Todos os anos, blocos, cordões, bailes, desfiles e carros alegóricos tomam as ruas de nossas cidades para comemorar a festa mais popular de nosso país, o Carnaval. Durante os dias que antecedem a quarta-feira de cinzas, a alegria toma conta de adultos e crianças, e por algumas horas, as pessoas se permitem sair da rotina dando asas à imaginação e à fantasia. A origem da festa remonta ao calendário cristão, pois nos dias que antecediam a Quaresma, tempo marcado pela prática da penitência e do jejum, os cristãos costumavam festejar e se fartar de carne. Assim, encontramos a etimologia da palavra Carnaval, que significa “festa da carne”. Por volta do século XVII, os portugueses introduziram a festa no Brasil, que naquele tempo era chamada de Entrudo. Com o passar do tempo, o Carnaval foi mudando. O caráter religioso da festa acabou cedendo ao caráter profano, e se transformando em objeto do mercado. Hoje, testemunhamos toda sorte de excessos e transgressões durante o Carnaval. A alegria legítima acabou se transformando em artificialidade, com data marcada para começar e terminar.
Diante dos excessos vividos no tempo do Carnaval, da busca pelo prazer imediato, da liberação sem critério dos impulsos, da violência provocada pelo consumo excessivo de bebida, devemos nos perguntar sobre o valor da verdadeira alegria para a nossa vida e sobre o testemunho que podemos dar, como cristãos, para muitos de nossos irmãos que estarão pulando carnaval. Infelizmente, também a alegria foi reduzida a objeto de consumo e confinada a poucos espaços e momentos de lazer. É preciso, então, reencontrar o valor da alegria e exercitar-se cotidianamente para alcançarmos um coração verdadeiramente alegre, livre da falsa alegria, que só está presente no momento da euforia e da diversão. Uma autêntica alegria tem o poder de nos transportar gostosamente para além do tempo, do mundo puramente ordinário e biológico, devolvendo-nos a consciência de que somos chamados a nos realizar plenamente como pessoas, desenvolvendo e aperfeiçoando nossas potencialidades humanas.

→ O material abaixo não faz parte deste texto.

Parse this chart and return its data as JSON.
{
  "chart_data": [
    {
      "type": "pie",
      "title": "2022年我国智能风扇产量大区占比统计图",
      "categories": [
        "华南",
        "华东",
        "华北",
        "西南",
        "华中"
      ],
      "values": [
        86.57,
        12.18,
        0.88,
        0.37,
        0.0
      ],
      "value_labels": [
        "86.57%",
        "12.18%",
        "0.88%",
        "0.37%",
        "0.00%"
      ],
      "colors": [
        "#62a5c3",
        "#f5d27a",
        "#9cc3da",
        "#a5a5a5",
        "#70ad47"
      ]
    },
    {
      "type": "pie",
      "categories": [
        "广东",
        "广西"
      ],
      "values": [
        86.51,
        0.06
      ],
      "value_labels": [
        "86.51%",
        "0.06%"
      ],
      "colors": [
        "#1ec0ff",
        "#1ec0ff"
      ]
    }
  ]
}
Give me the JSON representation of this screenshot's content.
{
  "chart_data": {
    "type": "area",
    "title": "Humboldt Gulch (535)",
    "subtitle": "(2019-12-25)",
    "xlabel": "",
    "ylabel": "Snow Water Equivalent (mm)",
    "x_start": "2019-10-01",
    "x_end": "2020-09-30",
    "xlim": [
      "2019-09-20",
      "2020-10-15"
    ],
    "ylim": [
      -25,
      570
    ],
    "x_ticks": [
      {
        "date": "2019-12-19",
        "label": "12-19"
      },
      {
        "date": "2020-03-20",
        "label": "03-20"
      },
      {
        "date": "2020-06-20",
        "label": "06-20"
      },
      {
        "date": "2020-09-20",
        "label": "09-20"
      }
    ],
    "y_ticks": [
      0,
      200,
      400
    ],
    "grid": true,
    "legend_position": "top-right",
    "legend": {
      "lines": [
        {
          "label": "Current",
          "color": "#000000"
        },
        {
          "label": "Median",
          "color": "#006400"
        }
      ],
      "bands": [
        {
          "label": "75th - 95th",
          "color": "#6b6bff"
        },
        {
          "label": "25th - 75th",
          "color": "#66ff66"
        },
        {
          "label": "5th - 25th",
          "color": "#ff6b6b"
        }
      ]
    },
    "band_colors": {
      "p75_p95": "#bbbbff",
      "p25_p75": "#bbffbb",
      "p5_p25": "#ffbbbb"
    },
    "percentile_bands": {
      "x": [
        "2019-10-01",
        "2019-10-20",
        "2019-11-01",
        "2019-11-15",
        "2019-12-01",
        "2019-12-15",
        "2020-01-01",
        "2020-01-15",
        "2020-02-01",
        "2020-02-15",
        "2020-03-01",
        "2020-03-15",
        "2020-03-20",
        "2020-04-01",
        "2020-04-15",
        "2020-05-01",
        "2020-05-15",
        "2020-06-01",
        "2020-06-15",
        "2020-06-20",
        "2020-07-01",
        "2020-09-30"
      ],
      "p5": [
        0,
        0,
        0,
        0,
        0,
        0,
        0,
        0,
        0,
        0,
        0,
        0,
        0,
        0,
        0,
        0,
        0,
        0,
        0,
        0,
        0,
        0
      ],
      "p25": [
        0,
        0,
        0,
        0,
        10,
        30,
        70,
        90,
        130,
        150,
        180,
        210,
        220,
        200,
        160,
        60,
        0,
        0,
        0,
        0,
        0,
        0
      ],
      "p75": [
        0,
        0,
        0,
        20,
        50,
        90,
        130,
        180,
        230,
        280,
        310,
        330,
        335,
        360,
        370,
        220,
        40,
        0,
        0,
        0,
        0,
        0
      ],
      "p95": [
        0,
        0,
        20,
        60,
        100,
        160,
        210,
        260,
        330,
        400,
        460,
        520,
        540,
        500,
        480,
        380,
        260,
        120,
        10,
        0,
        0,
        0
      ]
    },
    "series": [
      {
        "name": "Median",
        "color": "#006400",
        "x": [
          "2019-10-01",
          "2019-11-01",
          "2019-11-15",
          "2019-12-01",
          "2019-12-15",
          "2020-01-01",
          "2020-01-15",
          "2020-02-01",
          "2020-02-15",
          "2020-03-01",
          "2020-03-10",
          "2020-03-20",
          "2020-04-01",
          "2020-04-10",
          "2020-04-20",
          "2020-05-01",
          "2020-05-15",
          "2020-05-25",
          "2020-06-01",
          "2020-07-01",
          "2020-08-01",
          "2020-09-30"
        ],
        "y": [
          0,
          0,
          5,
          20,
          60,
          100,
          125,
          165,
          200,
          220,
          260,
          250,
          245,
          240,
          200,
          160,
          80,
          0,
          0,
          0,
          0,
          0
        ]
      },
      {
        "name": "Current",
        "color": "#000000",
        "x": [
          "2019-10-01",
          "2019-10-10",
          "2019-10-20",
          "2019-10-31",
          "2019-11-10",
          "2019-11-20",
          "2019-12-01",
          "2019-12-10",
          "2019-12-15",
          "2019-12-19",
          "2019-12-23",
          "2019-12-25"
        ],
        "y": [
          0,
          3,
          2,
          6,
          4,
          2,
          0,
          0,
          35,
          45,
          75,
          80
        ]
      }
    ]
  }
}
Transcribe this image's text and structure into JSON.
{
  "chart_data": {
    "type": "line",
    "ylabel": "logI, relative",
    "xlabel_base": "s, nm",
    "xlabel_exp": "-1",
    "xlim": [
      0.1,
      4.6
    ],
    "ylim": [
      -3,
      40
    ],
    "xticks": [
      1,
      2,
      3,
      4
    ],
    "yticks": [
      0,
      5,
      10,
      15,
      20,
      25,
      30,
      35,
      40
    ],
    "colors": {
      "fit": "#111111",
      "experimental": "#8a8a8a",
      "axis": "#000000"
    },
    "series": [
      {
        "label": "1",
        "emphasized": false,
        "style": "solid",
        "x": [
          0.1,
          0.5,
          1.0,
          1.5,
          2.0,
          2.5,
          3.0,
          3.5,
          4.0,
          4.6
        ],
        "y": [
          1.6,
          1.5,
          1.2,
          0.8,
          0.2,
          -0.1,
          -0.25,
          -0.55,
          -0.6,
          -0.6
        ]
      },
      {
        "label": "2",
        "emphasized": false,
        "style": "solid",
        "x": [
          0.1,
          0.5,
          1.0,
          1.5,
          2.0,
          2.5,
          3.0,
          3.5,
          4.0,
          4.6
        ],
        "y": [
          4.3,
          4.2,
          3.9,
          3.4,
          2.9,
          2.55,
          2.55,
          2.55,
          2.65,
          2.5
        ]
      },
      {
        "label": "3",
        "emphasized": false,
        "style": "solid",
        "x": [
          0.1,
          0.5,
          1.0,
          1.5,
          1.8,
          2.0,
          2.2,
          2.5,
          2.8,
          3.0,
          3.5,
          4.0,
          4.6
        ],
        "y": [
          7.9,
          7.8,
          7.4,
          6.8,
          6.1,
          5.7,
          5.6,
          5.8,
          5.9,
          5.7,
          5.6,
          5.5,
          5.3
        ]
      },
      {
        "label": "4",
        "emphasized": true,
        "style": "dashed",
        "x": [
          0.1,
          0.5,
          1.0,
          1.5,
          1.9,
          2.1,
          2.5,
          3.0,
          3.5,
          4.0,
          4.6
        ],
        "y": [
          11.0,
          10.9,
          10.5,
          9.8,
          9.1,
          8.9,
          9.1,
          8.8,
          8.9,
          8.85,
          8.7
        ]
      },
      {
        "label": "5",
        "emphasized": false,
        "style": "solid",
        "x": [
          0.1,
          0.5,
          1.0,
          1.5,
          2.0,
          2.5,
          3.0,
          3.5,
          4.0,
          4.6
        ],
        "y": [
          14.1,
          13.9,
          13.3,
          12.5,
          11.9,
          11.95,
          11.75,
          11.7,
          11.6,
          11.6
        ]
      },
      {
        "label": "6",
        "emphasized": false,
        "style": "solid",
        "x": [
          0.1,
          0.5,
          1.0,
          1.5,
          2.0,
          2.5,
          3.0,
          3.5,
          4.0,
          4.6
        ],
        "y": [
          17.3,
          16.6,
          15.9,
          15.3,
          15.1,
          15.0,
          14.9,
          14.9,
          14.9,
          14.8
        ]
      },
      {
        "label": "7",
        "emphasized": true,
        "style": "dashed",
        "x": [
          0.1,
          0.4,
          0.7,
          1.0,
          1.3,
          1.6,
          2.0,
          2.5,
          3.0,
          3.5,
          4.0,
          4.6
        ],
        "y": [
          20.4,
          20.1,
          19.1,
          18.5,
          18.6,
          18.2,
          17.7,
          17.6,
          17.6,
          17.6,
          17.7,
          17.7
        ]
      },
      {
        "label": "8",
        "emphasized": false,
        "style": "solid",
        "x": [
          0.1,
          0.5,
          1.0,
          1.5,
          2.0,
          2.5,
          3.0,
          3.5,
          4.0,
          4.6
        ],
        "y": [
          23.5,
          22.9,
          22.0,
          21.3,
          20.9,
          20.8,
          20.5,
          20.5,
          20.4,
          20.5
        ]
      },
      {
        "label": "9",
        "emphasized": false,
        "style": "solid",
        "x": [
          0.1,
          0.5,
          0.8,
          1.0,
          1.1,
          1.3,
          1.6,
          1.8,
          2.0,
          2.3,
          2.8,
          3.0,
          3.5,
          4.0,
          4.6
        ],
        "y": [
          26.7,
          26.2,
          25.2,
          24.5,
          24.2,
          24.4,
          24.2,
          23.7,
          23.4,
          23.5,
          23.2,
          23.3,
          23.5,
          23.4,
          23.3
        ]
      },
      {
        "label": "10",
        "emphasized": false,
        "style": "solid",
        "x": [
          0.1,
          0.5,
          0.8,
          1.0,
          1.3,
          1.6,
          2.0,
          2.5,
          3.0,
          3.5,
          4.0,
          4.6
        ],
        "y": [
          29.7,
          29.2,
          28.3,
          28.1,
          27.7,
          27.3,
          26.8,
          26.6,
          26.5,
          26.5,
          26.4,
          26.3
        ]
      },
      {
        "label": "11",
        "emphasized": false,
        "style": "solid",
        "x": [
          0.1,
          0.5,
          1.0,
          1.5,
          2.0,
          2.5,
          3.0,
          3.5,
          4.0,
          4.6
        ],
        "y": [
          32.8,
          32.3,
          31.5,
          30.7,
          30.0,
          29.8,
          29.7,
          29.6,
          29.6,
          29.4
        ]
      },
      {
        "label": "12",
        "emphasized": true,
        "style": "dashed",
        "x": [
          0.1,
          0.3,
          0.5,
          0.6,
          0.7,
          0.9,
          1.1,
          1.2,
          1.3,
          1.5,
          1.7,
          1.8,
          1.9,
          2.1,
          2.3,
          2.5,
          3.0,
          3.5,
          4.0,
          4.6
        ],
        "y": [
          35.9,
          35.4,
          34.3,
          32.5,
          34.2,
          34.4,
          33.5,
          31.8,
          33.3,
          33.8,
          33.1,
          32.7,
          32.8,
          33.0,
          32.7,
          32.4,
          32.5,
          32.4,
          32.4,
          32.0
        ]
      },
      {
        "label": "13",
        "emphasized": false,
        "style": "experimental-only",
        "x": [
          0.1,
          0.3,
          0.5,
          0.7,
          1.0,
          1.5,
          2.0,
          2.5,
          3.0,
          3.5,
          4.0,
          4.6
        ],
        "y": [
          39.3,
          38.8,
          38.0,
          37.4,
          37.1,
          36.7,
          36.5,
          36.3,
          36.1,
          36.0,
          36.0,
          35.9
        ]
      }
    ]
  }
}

É preciso lembrar que a alegria é uma virtude genuinamente cristã. A Sagrada Escritura está cheia de exemplos de autêntica e gratuita alegria e de convites para estarmos alegres. A Revelação cristã fala da alegria do início ao fim. A alegria está presente nos acontecimentos e situações do cotidiano (Ecl 3,22; 9,9), no culto (Dt 12,18; Sl 33,1), na pregação e ministério de Jesus (Jo 3,29; Lc 10,20; Mt 13,44). A alegria cristã vem da Ressurreição de Jesus, certeza de vida plena, transformando a nossa existência humana em lugar da festa e do dom. Assim, a alegria, fruto do Espírito (Gl 5,22), pertence à vocação do cristão, e este deve empenhar-se para vivê-la e testemunhá-la: “Toda a nossa existência, qualquer gesto da nossa parte, deveria manifestar ao mundo que temos origem na transbordante bem-aventurança de Deus, que nos chamou a concelebrar o festim eterno da Sua felicidade e da Sua alegria” . Muitas pessoas pensam que a religião cristã é inimiga da alegria e da festa, e muitas vezes somos responsáveis por provocar esta imagem, mas aceitar esta postura seria trair a nossa vocação cristã de sermos portadores da alegria e chamados a contagiar o próximo com uma alegria santa e fecunda.
Voltando ao Carnaval, é preciso dizer em primeiro lugar que a alegria é um dado antropológico e pertence à própria vida cristã, pois desde sempre o ser humano gostou de festejar e celebrar a vida, e a própria Revelação cristã nos comunica uma alegria contagiosa; em segundo lugar, é preciso lembrar o que a Igreja nos ensina e exorta, isto é, para que saibamos brincar e se alegrar no Carnaval com responsabilidade e equilíbrio, prestando atenção aos excessos e cuidando para não prejudicarmos a nós mesmos e ao nosso próximo. A diversão e alegria são aspirações legítimas e podem também se tornarem ocasiões nas quais podemos experimentar a presença de Deus, desde que vividas no equilíbrio e na moderação. Portanto, não deixemos que os excessos de todo tipo nos roubem o prazer e alegria de estarmos juntos, alegres e contentes, apesar dos percalços da vida e da sociedade brasileira. Termino com o conselho de Dom Helder Câmara: “Brinque, meu povo! Povo querido! Minha gente queridíssima. É verdade que quarta-feira a luta recomeça. Mas, ao menos, se pôs um pouco de sonho na realidade dura da vida!”.